Collaborative Research: HCC: Medium: Intelligent support for non-experts to navigate large information spaces

Apparently we never posted the news of our latest Gravity Spy NSF award, HCC 21-06865, Collaborative Research: HCC: Medium: Intelligent support for non-experts to navigate large information spaces, which was awarded in October 2021. This is a joint project with Kevin Crowston and Carsten Østerlund (Syracuse), Corey Jackson (Wisconsin), Aggelos Katsaggelos, Vassiliki Kalogera, Christopher Berry and Scott Coughlin (Northwestern), and Marissa Walker (Christopher Newport).

This project will build our understanding of how to enable non-expert volunteers in a citizen-science project to contribute to analyses of large volumes of data by searching for potentially causal relations. The increasing use of automated scientific-data-collection instruments has led to an explosion in the amount of scientific data collected, challenging the ability of scientists to analyze them. Volunteers have less background knowledge than experts about the purpose, context, content, provenance and processes associated with the data. A system that provides such background knowledge will enable non-experts to make sense of the data. The research plan also includes building system support to augment the capabilities of the volunteers, for example by searching for related data and by performing causal inference in conjunction with volunteers. Citizen-science projects provide a vehicle to disseminate scientific practice, knowledge and findings to the general public to increase awareness and understanding of the practices and techniques of data-intensive science. Findings should be directly applicable to the target context of involving citizen-science volunteers in navigating and analyzing large quantities of science data and generalize to other settings with big data.

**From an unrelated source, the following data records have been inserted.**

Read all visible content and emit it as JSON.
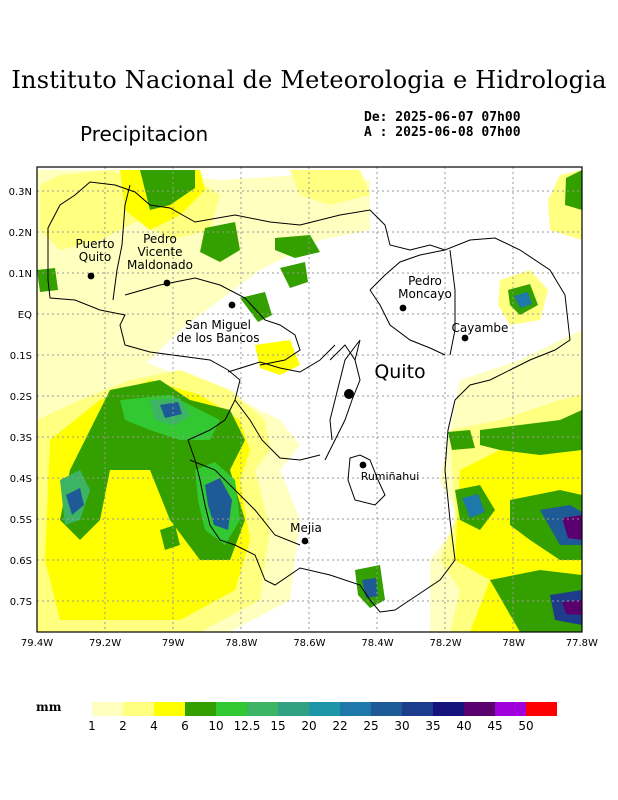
{
  "header": {
    "title": "Instituto Nacional de Meteorologia e Hidrologia",
    "subtitle": "Precipitacion",
    "date_from": "De: 2025-06-07 07h00",
    "date_to": "A : 2025-06-08 07h00"
  },
  "map": {
    "lat_ticks": [
      "0.3N",
      "0.2N",
      "0.1N",
      "EQ",
      "0.1S",
      "0.2S",
      "0.3S",
      "0.4S",
      "0.5S",
      "0.6S",
      "0.7S"
    ],
    "lon_ticks": [
      "79.4W",
      "79.2W",
      "79W",
      "78.8W",
      "78.6W",
      "78.4W",
      "78.2W",
      "78W",
      "77.8W"
    ],
    "places": [
      {
        "name_lines": [
          "Puerto",
          "Quito"
        ],
        "key": "puerto-quito"
      },
      {
        "name_lines": [
          "Pedro",
          "Vicente",
          "Maldonado"
        ],
        "key": "pedro-vicente-maldonado"
      },
      {
        "name_lines": [
          "San Miguel",
          "de los Bancos"
        ],
        "key": "san-miguel-de-los-bancos"
      },
      {
        "name_lines": [
          "Pedro",
          "Moncayo"
        ],
        "key": "pedro-moncayo"
      },
      {
        "name_lines": [
          "Cayambe"
        ],
        "key": "cayambe"
      },
      {
        "name_lines": [
          "Quito"
        ],
        "key": "quito"
      },
      {
        "name_lines": [
          "Rumiñahui"
        ],
        "key": "ruminahui"
      },
      {
        "name_lines": [
          "Mejia"
        ],
        "key": "mejia"
      }
    ]
  },
  "legend": {
    "unit": "mm",
    "bins": [
      {
        "label": "1",
        "color": "#ffffc0"
      },
      {
        "label": "2",
        "color": "#ffff80"
      },
      {
        "label": "4",
        "color": "#ffff00"
      },
      {
        "label": "6",
        "color": "#33a000"
      },
      {
        "label": "10",
        "color": "#32c832"
      },
      {
        "label": "12.5",
        "color": "#3cb464"
      },
      {
        "label": "15",
        "color": "#32a082"
      },
      {
        "label": "20",
        "color": "#1e96aa"
      },
      {
        "label": "22",
        "color": "#1e78aa"
      },
      {
        "label": "25",
        "color": "#1e5a96"
      },
      {
        "label": "30",
        "color": "#1e3c8c"
      },
      {
        "label": "35",
        "color": "#14147c"
      },
      {
        "label": "40",
        "color": "#5a006e"
      },
      {
        "label": "45",
        "color": "#a000dc"
      },
      {
        "label": "50",
        "color": "#ff0000"
      }
    ]
  }
}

In this research, volunteers classify noise events (glitches) produced by the Laser Interferometer Gravitational-wave Observatory (LIGO). Along with glitches observed in the main Gravitational Wave channel, the detectors record around 400,000 auxiliary channels of data that may provide information about the origins of the glitch. The research will test hypotheses about the kind of additional information needed to enable non-experts to productively navigate this large dynamic dataset to find related information and will develop processes, techniques and tools to allow the volunteers to manage and efficiently process the data. It will develop our understanding of how and when to introduce which different types of background knowledge about the data to enable non-experts to work on a task, such as by providing maps and visualizations of particular data and relationships at the time they are most needed in the volunteers' work process. The gravitational physics and astronomy communities will directly benefit from advances in LIGO detector characterization, data quality vetoes and hence signal searches.